CANADIAN RAILWAY OFFICE OF ARBITRATION

CASE NO. 3386

Heard in Montreal, Wednesday, 10 December 2003

concerning

CANADIAN NATIONAL RAILWAY COMPANY

and

BROTHERHOOD OF LOCOMOTIVE ENGINEERS

DISPUTE:

The application of article 22 as it refers to the Company's obligation to supply same craft pilots to locomotive engineers unfamiliar with territory for which called to operate on.

JOINT STATEMENT OF ISSUE:

On November 10, 2001, K. Bernhard, a North Battleford stationed locomotive engineer, was ordered in single subdivision service to operate train 452 eastward from the away from home terminal of Vermillion to North Battleford on the Blackfoot Subdivision.

Locomotive Engineer Bernhard requested a pilot under the terms of article 22 of the 1.2 agreement, specifically to assist him in operating train 452 over the 8.7 miles on the Vegreville Subdivision, a subdivision to which Locomotive Engineer Bernhard had not previously operated on. The Company denied the request.

It is the Brotherhood's position that a pilot should have been provided to Locomotive Engineer Bernhard under the provisions of article 22 of the 1.2 agreement. The Brotherhood grieved the matter asking that the Company cease and desist form operating in a manner that does not represent what it feels is the intent and clear workings of article 22 of the 1.2 agreement.

The Company had denied the Brotherhood's request.
 

FOR THE BROTHERHOOD:
(SGD.) D. E. BRUMMUND
FOR: GENERAL CHAIRMAN

FOR THE COMPANY:
(SGD.) D. VANCAUWENBERGH
FOR: SR. VICE-PRESIDENT, WESTERN CANADA

There appeared on behalf of the Company:

D. VanCauwenbergh
J. Krawec

- Sr. Manager, Labour Relations, Winnipeg
- Sr. Manager, Labour Relations, Toronto

And on behalf of the Brotherhood:

D. E. Brummund
D. J. Shewchuk
R. Leclerc
P. Vickers
R. Caldwell

- Sr. Vice-General Chairman, Edmonton
- General Chairman, Edmonton
- General Chairman, Grand-Mère
- Vice-General Chairman, Central
- Vice-General Chairman, Central

 

AWARD OF THE ARBITRATOR

The facts pertinent to this grievance are fully stated in the Joint Statement of Issue. The dispute concerns the application of article 22.1 of the collective agreement which provides, in part, as follows:

22.1 A locomotive engineer in charge of an engine ordered over any subdivision with which he is not familiar will be furnished with a locomotive engineer as pilot in addition to engine crew, provided such subdivision is not under construction.
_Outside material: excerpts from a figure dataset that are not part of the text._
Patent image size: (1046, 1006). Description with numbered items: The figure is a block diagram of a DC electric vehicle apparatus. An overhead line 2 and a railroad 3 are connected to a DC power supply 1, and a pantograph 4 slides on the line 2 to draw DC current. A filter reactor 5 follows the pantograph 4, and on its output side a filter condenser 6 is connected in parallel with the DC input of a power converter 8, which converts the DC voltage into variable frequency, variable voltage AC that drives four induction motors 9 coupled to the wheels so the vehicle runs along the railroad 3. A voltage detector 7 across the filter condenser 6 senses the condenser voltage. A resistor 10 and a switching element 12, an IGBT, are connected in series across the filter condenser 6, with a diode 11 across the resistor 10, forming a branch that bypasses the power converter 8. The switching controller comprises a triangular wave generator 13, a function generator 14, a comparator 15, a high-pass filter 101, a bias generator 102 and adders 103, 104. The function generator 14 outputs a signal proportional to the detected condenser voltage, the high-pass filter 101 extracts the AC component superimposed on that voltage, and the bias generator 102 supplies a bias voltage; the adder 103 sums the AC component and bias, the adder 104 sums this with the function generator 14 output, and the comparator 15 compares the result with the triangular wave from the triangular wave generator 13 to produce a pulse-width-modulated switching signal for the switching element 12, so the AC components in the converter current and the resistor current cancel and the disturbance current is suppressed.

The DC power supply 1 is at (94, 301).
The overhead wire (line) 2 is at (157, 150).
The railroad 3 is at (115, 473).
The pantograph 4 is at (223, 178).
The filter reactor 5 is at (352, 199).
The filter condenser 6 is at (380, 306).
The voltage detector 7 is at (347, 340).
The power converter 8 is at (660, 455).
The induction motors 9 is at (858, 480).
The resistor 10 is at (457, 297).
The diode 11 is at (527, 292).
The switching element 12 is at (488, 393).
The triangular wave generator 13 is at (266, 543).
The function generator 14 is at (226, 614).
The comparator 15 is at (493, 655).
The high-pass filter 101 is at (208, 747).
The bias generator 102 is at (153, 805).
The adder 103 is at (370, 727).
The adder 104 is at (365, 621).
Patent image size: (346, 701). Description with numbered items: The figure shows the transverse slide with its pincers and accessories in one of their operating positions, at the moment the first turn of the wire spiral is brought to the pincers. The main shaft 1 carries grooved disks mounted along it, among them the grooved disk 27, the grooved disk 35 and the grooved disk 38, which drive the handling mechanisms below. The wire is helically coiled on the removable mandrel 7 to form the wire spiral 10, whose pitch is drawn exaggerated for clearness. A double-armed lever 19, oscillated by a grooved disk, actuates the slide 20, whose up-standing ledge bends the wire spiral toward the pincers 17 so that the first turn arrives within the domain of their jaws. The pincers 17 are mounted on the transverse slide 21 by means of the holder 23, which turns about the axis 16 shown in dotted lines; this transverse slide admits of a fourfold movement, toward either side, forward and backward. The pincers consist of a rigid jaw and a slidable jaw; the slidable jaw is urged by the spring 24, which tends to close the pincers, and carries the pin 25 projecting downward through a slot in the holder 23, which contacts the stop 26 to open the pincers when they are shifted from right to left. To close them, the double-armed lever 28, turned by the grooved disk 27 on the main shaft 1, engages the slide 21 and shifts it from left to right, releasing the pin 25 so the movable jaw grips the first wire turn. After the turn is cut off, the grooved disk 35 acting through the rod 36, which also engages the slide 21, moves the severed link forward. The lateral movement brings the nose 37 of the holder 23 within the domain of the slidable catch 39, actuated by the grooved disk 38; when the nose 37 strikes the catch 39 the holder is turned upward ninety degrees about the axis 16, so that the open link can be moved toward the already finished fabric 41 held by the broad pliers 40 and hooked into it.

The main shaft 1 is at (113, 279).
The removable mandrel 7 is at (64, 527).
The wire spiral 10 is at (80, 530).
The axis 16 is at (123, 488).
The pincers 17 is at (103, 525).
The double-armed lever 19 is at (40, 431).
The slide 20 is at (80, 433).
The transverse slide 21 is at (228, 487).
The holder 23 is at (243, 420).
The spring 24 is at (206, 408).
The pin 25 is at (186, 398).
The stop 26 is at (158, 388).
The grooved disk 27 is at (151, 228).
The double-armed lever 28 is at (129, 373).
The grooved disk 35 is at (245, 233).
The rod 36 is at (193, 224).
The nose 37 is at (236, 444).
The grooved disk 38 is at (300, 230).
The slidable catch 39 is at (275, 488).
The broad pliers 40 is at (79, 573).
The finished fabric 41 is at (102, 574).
It is common ground that the grievor had never before operated over the approximately eight miles on which he was called upon to handle his train on November 10, 2001. The train in question was some 8,000 feet in length and the territory was not particularly difficult, having gentle curves, but it did involve certain segments of downhill grade, one of which achieved a value of 0.80.

The Company submits that in the circumstances, bearing in mind that the operation took place during daylight, the assignment of a pilot was not necessary. The Arbitrator cannot agree. The language of article 22.1 is relatively straightforward, and does not, on its face, vest any discretion in the Company as to the appropriateness of assigning a pilot when one is requested. Whether there may not be some circumstances in which the request of a pilot might be abusive need not be resolved in this case, as for example where the distance is relatively short, and without any complicating features, so that familiarity might be gained immediately. While the Company referred the Arbitrator to CROA 1657, that decision dealt with the different language found in the collective agreement of the United Transportation Union.

In the instant case it is not disputed that the grievor did not have charts or data with respect to the specifics of the grade which he would encounter on the territory with which he was not familiar. While it is true, as the Company's representatives note, that the movement was largely on OCS territory with relatively few complicating characteristics, I am satisfied that the length of the grievor's train, the grade which he was to encounter and the need to reduce speed as his movement approached the terminal of Vermillion did, in all of the circumstances, justify his request for a pilot. To put it differently, the request was not frivolous or abusive in the circumstances.

The grievance must therefore be allowed. The Arbitrator finds and declares that the Company did violate the collective agreement by failing to provide a pilot as requested by Locomotive Engineer Bernhard on the Blackfoot Subdivision on November 10, 2001. In the absence of evidence indicating that the Company's action was in the nature of a concerted practice, I do not consider it necessary to issue the cease and desist order requested by the Brotherhood, as the Company can be expected to act in good faith and comply with the interpretation of article 22.1 contained within this award.